The most obvious danger for those seeking perfection is simple disappointment. And this sense of disappointment can ruin what might have been a perfectly happy and fulfilling relationship. For too many people it is all or nothing. They have an ideal fixed in their mind, both of their partner and of the life they will enjoy together. When they meet someone, they then project onto them the dreams they have harboured for so long. After a few months, the illusion is shattered and they grow bitter. Had they been realistic from the start, however, the relationship may have been a rewarding and enriching one. Unfortunately, people tend to blame their partner for this shattered dream and to feel they have been somehow cheated or tricked. Many lurch from one relationship to the next, forever allowing themselves to become trapped in the same vicious circle: they set an impossible standard, meet with inevitable disappointment, feel that their lover has cheated or failed them, become furious, begin to detach, meet someone new, convince themselves that this time it will be different, and then begin the same process over again.

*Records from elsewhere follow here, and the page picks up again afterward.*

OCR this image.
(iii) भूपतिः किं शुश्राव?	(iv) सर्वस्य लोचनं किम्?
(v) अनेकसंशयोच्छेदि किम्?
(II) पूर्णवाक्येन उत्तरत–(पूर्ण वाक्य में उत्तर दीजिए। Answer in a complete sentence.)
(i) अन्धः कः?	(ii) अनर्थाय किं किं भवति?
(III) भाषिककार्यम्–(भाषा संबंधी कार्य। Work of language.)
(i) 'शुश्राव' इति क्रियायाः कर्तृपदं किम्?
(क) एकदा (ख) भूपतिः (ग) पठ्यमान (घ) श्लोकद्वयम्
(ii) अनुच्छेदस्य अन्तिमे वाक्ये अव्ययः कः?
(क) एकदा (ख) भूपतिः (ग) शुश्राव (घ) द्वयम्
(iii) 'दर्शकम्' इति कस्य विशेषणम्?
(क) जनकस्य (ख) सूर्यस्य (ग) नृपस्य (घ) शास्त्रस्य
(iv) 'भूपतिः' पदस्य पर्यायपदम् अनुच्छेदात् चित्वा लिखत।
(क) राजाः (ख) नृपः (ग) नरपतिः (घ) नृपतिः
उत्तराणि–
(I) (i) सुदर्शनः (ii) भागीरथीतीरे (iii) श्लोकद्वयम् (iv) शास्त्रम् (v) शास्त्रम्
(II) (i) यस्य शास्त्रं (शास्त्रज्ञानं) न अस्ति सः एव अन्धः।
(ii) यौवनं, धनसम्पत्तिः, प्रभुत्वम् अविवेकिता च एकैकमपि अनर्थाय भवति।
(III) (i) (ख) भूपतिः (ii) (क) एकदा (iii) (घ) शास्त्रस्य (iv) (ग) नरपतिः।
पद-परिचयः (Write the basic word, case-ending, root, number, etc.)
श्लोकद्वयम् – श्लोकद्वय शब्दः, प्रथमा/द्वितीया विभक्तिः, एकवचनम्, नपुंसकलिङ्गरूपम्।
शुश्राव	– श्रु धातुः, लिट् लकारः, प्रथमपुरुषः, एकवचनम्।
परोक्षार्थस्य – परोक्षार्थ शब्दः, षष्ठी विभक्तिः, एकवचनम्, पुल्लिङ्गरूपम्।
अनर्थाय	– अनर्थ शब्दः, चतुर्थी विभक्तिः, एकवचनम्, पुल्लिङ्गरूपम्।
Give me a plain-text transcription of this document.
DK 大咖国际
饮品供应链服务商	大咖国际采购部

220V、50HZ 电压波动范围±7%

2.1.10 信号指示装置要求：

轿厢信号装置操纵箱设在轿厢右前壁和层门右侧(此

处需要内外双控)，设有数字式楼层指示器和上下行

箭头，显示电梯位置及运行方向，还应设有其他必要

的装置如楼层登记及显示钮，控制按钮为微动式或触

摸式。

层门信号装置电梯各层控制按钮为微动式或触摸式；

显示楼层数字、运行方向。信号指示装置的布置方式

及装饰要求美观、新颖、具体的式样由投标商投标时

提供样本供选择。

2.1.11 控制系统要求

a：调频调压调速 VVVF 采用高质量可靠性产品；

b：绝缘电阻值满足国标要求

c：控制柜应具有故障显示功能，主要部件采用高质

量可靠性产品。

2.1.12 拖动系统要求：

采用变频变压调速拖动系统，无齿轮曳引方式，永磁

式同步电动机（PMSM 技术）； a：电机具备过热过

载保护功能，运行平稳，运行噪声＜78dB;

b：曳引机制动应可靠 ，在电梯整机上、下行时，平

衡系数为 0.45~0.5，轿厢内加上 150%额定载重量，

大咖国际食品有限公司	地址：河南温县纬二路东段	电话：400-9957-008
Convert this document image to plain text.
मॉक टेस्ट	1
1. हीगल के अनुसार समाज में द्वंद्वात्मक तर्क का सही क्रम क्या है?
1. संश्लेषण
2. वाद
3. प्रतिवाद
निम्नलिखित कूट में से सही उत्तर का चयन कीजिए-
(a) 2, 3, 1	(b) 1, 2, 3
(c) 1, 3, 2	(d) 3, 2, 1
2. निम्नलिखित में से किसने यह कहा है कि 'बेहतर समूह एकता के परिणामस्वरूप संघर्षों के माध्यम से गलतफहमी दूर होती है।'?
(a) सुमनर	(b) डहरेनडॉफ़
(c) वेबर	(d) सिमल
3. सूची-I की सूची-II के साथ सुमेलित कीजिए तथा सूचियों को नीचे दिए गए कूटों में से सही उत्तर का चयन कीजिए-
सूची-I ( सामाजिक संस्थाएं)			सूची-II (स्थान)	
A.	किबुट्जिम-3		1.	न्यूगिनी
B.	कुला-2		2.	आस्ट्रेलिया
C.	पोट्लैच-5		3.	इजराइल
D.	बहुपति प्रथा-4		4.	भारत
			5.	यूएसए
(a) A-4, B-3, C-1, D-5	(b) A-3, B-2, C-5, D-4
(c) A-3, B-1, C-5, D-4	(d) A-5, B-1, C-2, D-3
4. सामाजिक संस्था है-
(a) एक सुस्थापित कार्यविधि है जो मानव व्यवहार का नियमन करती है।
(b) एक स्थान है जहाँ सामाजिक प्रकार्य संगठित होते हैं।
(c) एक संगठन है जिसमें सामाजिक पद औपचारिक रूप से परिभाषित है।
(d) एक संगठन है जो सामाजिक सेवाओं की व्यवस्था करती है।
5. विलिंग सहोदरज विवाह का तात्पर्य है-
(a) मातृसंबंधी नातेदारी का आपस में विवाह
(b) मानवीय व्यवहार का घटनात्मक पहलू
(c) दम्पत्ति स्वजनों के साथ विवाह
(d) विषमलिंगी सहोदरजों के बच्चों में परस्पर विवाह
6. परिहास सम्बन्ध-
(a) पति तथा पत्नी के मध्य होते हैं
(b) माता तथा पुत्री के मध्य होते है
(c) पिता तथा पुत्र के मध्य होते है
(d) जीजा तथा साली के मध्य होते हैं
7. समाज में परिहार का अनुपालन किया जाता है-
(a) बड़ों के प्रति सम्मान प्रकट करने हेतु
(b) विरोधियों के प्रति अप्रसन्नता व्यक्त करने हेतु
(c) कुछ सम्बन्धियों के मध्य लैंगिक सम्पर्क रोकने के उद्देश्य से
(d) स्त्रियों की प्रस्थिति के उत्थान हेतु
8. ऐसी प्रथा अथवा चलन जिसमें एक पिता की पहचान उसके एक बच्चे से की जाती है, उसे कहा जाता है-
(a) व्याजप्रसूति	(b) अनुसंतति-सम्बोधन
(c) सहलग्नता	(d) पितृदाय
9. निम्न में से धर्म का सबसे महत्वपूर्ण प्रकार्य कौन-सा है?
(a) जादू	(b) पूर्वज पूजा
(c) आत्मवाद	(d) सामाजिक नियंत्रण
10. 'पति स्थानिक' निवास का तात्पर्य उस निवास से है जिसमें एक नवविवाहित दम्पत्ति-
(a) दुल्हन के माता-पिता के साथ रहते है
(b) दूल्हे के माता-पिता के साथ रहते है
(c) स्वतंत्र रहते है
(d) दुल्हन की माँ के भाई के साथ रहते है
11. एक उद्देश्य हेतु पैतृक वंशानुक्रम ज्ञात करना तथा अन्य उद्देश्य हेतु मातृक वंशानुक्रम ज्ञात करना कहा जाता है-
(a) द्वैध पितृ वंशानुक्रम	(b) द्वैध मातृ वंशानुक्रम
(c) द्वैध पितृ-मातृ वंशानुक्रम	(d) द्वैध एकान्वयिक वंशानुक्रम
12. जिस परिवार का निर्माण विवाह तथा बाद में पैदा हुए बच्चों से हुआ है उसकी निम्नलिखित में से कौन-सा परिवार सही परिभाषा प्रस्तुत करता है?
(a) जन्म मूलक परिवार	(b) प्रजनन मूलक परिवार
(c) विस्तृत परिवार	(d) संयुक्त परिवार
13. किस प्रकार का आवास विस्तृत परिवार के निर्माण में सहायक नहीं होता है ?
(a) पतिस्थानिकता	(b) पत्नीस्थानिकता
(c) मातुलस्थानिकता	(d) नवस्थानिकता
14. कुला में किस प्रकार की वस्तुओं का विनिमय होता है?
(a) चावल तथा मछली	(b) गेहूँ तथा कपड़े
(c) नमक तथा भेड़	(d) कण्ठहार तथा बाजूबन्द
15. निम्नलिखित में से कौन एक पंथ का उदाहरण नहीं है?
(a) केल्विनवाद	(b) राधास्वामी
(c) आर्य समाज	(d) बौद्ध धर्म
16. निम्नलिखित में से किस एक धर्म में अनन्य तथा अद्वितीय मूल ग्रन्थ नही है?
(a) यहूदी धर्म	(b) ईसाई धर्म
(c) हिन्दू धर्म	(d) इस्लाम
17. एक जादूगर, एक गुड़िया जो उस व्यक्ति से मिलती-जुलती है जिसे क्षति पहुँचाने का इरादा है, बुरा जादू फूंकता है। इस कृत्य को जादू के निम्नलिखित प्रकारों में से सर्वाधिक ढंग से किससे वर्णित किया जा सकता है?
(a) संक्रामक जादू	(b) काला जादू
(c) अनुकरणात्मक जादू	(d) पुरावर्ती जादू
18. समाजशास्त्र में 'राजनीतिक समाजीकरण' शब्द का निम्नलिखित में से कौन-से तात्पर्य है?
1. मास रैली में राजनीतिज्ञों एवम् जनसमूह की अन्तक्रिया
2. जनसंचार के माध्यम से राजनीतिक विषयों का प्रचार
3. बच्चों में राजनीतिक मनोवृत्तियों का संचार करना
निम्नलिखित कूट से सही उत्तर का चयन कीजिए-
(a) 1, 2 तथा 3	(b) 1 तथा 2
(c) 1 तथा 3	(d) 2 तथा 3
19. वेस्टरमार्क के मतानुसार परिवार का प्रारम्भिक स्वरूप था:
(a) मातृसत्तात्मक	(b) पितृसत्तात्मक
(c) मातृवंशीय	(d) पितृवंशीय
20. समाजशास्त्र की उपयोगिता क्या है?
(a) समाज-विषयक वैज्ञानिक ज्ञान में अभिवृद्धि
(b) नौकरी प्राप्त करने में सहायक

Then of course there are those few individuals who seek perfection and find it. Yet even this has its dangers. As the playwright Bernard Shaw famously put it, there are two tragedies in life: first, to fail in your heart’s desire and, second, to succeed. Those who believe their long search is at an end and that they have found the one person ideal for them must now cope with fear and jealousy. Imagine a woman in her late twenties. Ever since childhood she has had an ideal man in mind. Though she meets several good, loving men, none are quite right. She tries internet dating and meets one man after another, but each time she leaves the date disappointed. Then she meets someone who ticks every box. It has taken her so long to find him that she now lives in terror that he will leave. “I will never find anyone like this again,” she thinks, so she texts him constantly, interrogates him when he is late, checks his phone, and flies into a rage if she sees him looking at another woman. He begins to feel suffocated and resentful and, to her shock, announces that he is leaving.
Living with another person isn’t easy. Human beings are fragile, flawed, and complicated, and expecting a complete stranger to fulfil you in every way is madness. No one is going to be the perfect lover, friend, buddy, carer, parent and so on all at the same time. Quite simply, the more realistic you are the greater your chances of happiness.